Menariknya, pada tahun 2022, pembelian bibit kultur jaringan ini memiliki ketentuan khusus: minimal 100 bibit dan harus indent selama 2 tahun. “Sekarang saya belum tahu apakah aturan pemesanannya sama atau berubah,” ujar beliau. Namun pengalaman tersebut memberikan gambaran bahwa mengembangkan komoditas unggulan membutuhkan kesabaran, perencanaan matang, serta komitmen jangka panjang.
“Yang kultur jaringan lebih cepat berbuah,” ungkapnya dalam diskusi bersama para sahabat tani. Teknologi kultur jaringan memang menghasilkan tanaman yang lebih seragam, sehat, dan memiliki produktivitas lebih tinggi.
Menghadirkan Infrastruktur Air di Daerah Ketinggian
Salah satu tantangan terbesar di lahan pada ketinggian 500 MDPL adalah penyediaan air. Namun H. Abdul Wahid mengatasinya dengan inovasi. Beliau mengambil sumber air dari ketinggian 1000 MDPL, sejauh 6 km dari kebun. Air tersebut dialirkan melalui jaringan pipa menuju dua tandon air, kemudian didistribusikan ke tanaman.
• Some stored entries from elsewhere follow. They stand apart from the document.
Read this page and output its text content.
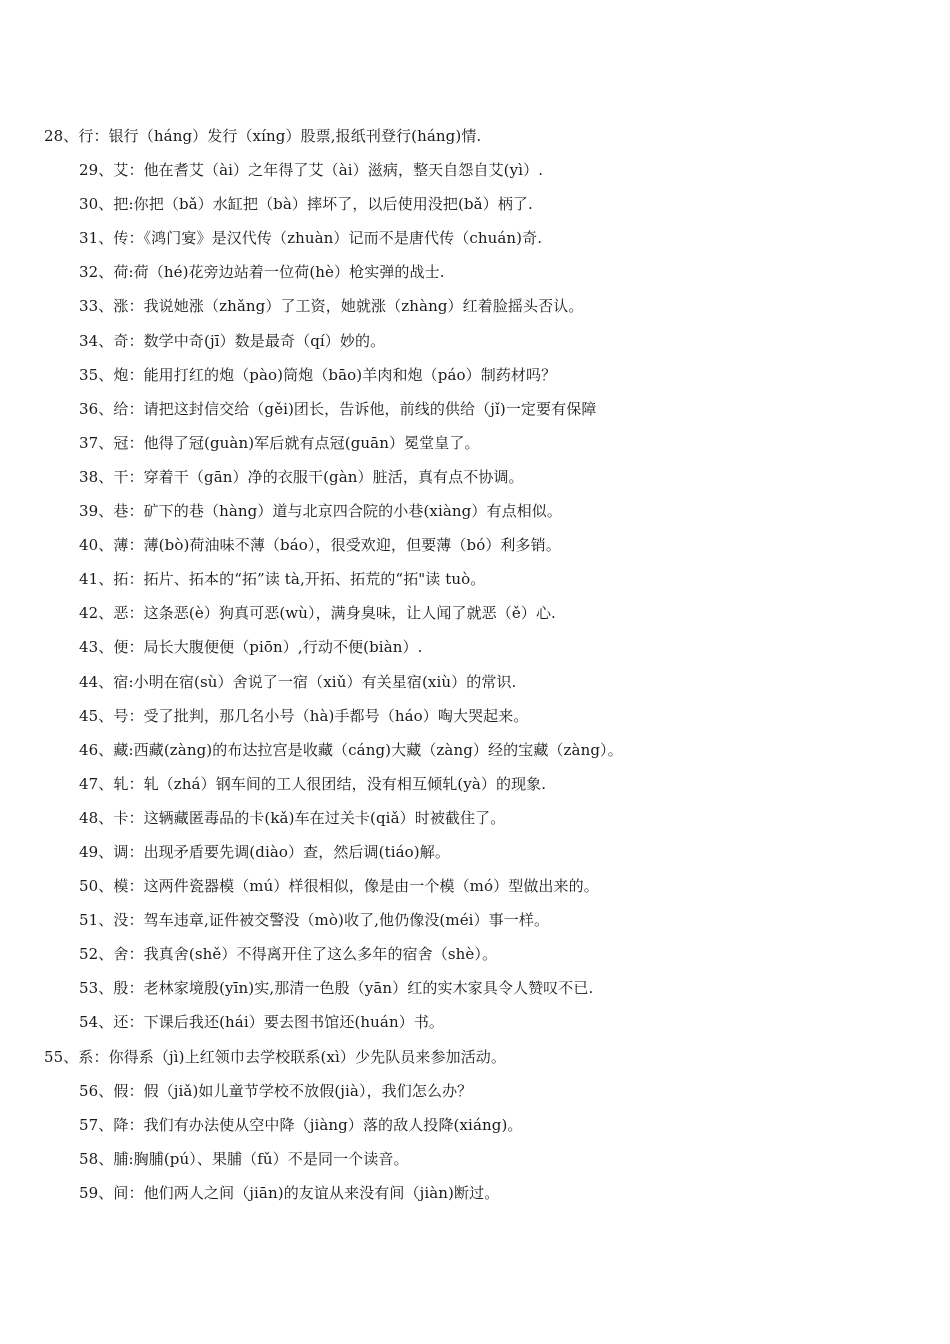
28、行：银行（háng）发行（xíng）股票,报纸刊登行(háng)情.
29、艾：他在耆艾（ài）之年得了艾（ài）滋病，整天自怨自艾(yì）.
30、把:你把（bǎ）水缸把（bà）摔坏了，以后使用没把(bǎ）柄了.
31、传：《鸿门宴》是汉代传（zhuàn）记而不是唐代传（chuán)奇.
32、荷:荷（hé)花旁边站着一位荷(hè）枪实弹的战士.
33、涨：我说她涨（zhǎng）了工资，她就涨（zhàng）红着脸摇头否认。
34、奇：数学中奇(jī）数是最奇（qí）妙的。
35、炮：能用打红的炮（pào)筒炮（bāo)羊肉和炮（páo）制药材吗？
36、给：请把这封信交给（gěi)团长，告诉他，前线的供给（jǐ)一定要有保障
37、冠：他得了冠(guàn)军后就有点冠(guān）冕堂皇了。
38、干：穿着干（gān）净的衣服干(gàn）脏活，真有点不协调。
39、巷：矿下的巷（hàng）道与北京四合院的小巷(xiàng）有点相似。
40、薄：薄(bò)荷油味不薄（báo），很受欢迎，但要薄（bó）利多销。
41、拓：拓片、拓本的“拓”读 tà,开拓、拓荒的“拓"读 tuò。
42、恶：这条恶(è）狗真可恶(wù），满身臭味，让人闻了就恶（ě）心.
43、便：局长大腹便便（piōn）,行动不便(biàn）.
44、宿:小明在宿(sù）舍说了一宿（xiǔ）有关星宿(xiù）的常识.
45、号：受了批判，那几名小号（hà)手都号（háo）啕大哭起来。
46、藏:西藏(zàng)的布达拉宫是收藏（cáng)大藏（zàng）经的宝藏（zàng）。
47、轧：轧（zhá）钢车间的工人很团结，没有相互倾轧(yà）的现象.
48、卡：这辆藏匿毒品的卡(kǎ)车在过关卡(qiǎ）时被截住了。
49、调：出现矛盾要先调(diào）查，然后调(tiáo)解。
50、模：这两件瓷器模（mú）样很相似，像是由一个模（mó）型做出来的。
51、没：驾车违章,证件被交警没（mò)收了,他仍像没(méi）事一样。
52、舍：我真舍(shě）不得离开住了这么多年的宿舍（shè）。
53、殷：老林家境殷(yīn)实,那清一色殷（yān）红的实木家具令人赞叹不已.
54、还：下课后我还(hái）要去图书馆还(huán）书。
55、系：你得系（jì)上红领巾去学校联系(xì）少先队员来参加活动。
56、假：假（jiǎ)如儿童节学校不放假(jià），我们怎么办？
57、降：我们有办法使从空中降（jiàng）落的敌人投降(xiáng)。
58、脯:胸脯(pú）、果脯（fǔ）不是同一个读音。
59、间：他们两人之间（jiān)的友谊从来没有间（jiàn)断过。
Infrastruktur air ini menjadi bukti nyata bahwa pertanian modern tidak hanya soal bibit unggul, tetapi juga keberanian membangun fasilitas pendukung demi keberlanjutan produksi.
Komitmen Wakil Rakyat yang Turun ke Lahan
Meski menjabat sebagai anggota dewan, H. Abdul Wahid tetap memilih turun langsung ke kebun, merawat tanaman, memantau perkembangan bibit, hingga mencatat hasil perbandingan di lapangan. Baginya, memperjuangkan suara petani harus dimulai dengan memahami detail persoalan pertanian secara nyata.
“Keren banget, anggota dewan teladan asal Kalinyamatan Jepara,” ujar seorang sahabatnya, kagum melihat keteladanan yang jarang dimiliki pejabat publik.
Teladan untuk Generasi Petani Muda
Kisah H. Abdul Wahid menjadi inspirasi bagi petani muda dan pelaku pertanian yang ingin naik kelas. Ia telah membuktikan bahwa:
- Pertanian bisa maju dengan dukungan teknologi,
- Lahan yang diolah dengan serius mampu menjadi sumber ekonomi yang besar,
- Wakil rakyat tetap bisa dekat dengan rakyat melalui kerja nyata di lapangan.
Keberhasilan beliau mengembangkan kelapa kopyor genjah kultur jaringan, alpukat unggul, jeruk madu, serta membangun sistem irigasi berbasis gravitasi menunjukkan bahwa pertanian masa depan harus berpijak pada riset, inovasi, dan keberanian mengambil langkah.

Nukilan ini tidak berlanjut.